The Dean had known all about my struggles over the years. I knew he didn’t have any answers for me, but he tried his best to assuage me.

“I don’t know, Ethan. Your father seems unpredictable at the best of times. It’s all above board, even if it’s sudden. I’m sorry.”

Nodding absently a couple of times, I came to a decision. I’d do ask he asked. But when I was eighteen, I was done. I would make my own way.

Following orders like a good little soldier.

“Will that be all, sir?” I asked Dean Summers and stood up.

I was glad there wasn’t a mirror on his desk. I was pretty sure my expression was thunderous.

“Almost. You need to gather your things and be out of the school tonight. It shouldn’t be an issue since your father wrote to me that his associate should be here in the afternoon,” he said with trepidation.

“Very well, thank you, sir”

“I’m sorry, Ethan,” he muttered at my back.

Yeah, me too.

The good cheer the kids' antics had brought on had long since evaporated and I kept on walking without looking back. I thought I heard a sigh of relief when I opened the door.

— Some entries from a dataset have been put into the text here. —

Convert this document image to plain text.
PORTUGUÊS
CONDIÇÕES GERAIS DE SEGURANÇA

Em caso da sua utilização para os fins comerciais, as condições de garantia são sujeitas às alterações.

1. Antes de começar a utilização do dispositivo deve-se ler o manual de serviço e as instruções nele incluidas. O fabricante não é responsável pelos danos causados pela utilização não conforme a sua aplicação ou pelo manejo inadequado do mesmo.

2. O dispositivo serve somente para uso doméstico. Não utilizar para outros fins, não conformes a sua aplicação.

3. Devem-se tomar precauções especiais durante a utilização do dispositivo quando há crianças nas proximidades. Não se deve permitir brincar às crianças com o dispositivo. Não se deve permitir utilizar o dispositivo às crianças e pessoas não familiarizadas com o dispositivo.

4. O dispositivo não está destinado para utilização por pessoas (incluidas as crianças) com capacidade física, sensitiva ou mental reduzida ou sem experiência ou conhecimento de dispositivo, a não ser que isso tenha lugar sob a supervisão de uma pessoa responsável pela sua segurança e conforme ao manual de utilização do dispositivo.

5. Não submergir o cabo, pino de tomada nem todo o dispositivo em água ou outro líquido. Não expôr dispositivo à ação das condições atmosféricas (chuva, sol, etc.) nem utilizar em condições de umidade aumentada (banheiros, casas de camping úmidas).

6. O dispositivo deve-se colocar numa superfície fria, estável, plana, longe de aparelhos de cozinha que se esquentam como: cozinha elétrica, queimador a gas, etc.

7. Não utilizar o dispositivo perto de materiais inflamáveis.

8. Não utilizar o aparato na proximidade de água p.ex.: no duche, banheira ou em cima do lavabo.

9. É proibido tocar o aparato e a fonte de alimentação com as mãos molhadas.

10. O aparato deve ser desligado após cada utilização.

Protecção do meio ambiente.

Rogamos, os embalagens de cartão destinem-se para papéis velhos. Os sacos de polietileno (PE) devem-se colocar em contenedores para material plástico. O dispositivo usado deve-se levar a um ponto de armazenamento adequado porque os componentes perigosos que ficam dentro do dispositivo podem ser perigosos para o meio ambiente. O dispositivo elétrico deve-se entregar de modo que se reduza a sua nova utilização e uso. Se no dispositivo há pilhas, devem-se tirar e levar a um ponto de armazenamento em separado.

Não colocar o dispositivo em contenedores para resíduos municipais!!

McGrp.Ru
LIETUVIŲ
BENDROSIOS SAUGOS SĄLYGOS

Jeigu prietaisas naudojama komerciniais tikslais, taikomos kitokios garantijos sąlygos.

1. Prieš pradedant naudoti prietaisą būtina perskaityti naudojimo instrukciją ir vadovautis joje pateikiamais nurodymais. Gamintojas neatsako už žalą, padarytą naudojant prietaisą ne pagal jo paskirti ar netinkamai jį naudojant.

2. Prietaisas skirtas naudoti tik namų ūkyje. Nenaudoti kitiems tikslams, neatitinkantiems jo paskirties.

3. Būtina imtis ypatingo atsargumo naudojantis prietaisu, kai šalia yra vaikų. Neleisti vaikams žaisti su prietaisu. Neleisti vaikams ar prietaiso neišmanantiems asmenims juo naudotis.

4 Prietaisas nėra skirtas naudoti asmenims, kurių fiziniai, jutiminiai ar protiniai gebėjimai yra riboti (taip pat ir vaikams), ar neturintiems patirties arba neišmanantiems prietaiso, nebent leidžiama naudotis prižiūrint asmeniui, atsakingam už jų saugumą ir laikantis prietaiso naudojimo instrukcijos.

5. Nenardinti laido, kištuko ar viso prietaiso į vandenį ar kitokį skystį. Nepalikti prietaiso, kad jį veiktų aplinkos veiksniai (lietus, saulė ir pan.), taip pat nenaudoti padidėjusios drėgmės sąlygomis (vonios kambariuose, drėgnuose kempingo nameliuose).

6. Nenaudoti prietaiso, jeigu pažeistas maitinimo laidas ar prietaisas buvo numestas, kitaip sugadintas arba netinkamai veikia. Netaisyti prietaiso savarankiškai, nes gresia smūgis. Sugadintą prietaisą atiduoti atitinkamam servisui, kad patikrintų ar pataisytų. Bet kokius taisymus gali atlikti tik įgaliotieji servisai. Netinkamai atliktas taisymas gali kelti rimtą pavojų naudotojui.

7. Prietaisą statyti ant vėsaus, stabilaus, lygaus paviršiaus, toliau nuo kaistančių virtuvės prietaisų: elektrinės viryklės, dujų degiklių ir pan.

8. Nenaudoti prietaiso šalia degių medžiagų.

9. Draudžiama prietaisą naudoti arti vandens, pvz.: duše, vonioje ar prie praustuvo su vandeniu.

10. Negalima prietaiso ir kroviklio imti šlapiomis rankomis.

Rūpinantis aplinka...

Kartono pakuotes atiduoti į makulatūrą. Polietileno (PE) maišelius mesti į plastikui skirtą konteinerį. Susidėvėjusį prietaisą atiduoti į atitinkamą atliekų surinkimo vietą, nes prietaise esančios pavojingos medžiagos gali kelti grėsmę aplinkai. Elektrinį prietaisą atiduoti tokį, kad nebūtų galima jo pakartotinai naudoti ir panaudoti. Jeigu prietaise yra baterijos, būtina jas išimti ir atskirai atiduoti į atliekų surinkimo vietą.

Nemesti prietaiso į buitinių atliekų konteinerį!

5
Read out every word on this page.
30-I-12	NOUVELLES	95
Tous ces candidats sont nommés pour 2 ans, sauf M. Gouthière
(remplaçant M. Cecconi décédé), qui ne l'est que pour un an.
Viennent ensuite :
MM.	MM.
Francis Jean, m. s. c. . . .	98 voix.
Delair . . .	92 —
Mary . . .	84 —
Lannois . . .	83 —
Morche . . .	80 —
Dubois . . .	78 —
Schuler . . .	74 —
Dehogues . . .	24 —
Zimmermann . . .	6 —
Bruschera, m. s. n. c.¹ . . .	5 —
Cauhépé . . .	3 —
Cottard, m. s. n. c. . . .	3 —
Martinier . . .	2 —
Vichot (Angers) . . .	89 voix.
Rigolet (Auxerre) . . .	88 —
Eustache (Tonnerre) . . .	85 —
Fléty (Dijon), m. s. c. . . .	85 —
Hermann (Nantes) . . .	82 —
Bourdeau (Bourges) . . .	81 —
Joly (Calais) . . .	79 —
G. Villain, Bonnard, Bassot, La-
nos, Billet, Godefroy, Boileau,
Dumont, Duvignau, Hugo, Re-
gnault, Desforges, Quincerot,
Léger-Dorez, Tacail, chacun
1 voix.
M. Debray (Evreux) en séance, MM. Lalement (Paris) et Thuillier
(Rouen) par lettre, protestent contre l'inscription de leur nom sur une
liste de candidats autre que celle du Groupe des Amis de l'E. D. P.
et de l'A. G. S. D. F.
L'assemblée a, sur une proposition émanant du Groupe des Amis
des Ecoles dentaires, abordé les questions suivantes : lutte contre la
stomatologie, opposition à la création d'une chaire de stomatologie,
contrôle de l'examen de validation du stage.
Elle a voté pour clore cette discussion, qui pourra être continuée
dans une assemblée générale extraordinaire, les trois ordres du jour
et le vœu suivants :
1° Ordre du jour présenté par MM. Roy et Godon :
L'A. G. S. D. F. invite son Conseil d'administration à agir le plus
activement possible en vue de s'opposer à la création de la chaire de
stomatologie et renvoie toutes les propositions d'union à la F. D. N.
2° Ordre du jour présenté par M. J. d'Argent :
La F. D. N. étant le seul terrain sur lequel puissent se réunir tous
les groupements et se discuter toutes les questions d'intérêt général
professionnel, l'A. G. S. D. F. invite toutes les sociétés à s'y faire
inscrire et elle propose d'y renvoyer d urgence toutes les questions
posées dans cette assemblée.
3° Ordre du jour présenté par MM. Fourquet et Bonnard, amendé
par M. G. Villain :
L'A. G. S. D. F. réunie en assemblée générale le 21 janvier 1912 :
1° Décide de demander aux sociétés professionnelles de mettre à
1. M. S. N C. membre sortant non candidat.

I wanted to run back to my room and scream into a pillow but settled for walking at a brisk pace. There was a way for me to burn off my anger and excess energy and I was itching to get started. When I entered my hallway, Hagen was standing outside the door to my room, waiting for me.

Short, average, and unobtrusive he had this… uncanny ability to appear when I needed him, or blend into the background so I wouldn’t notice him. Everything about him screamed, "ordinary". Everything except for his eyes.

They were a sparkling green colour and held two pupils each. A condition called polycoria. The first year or so of knowing him, his eyes had given me the creeps. When I turned fifteen, I had finally mustered up the courage to ask him about it and scolded myself for being silly, when he told me what it was. Just another medical condition.

He opened the door and gestured for me to go through.

“Sir–” he started, but before he could get any further, I’d walked past him, speaking all the while.

“Hagen, sorry, before we do anything else I need to blow off some steam.”

The anger had flooded my body with so much energy I was practically vibrating and if there was one thing my combat training had taught me, it was to work off my frustrations as soon as possible.

“Is Alfred in yet?” I continued as I headed towards the basement entrance at the other end of the hallway.

“He is, sir,” Hagen replied following into lockstep behind me.

"Good."

I squared my shoulders and got ready for a fight.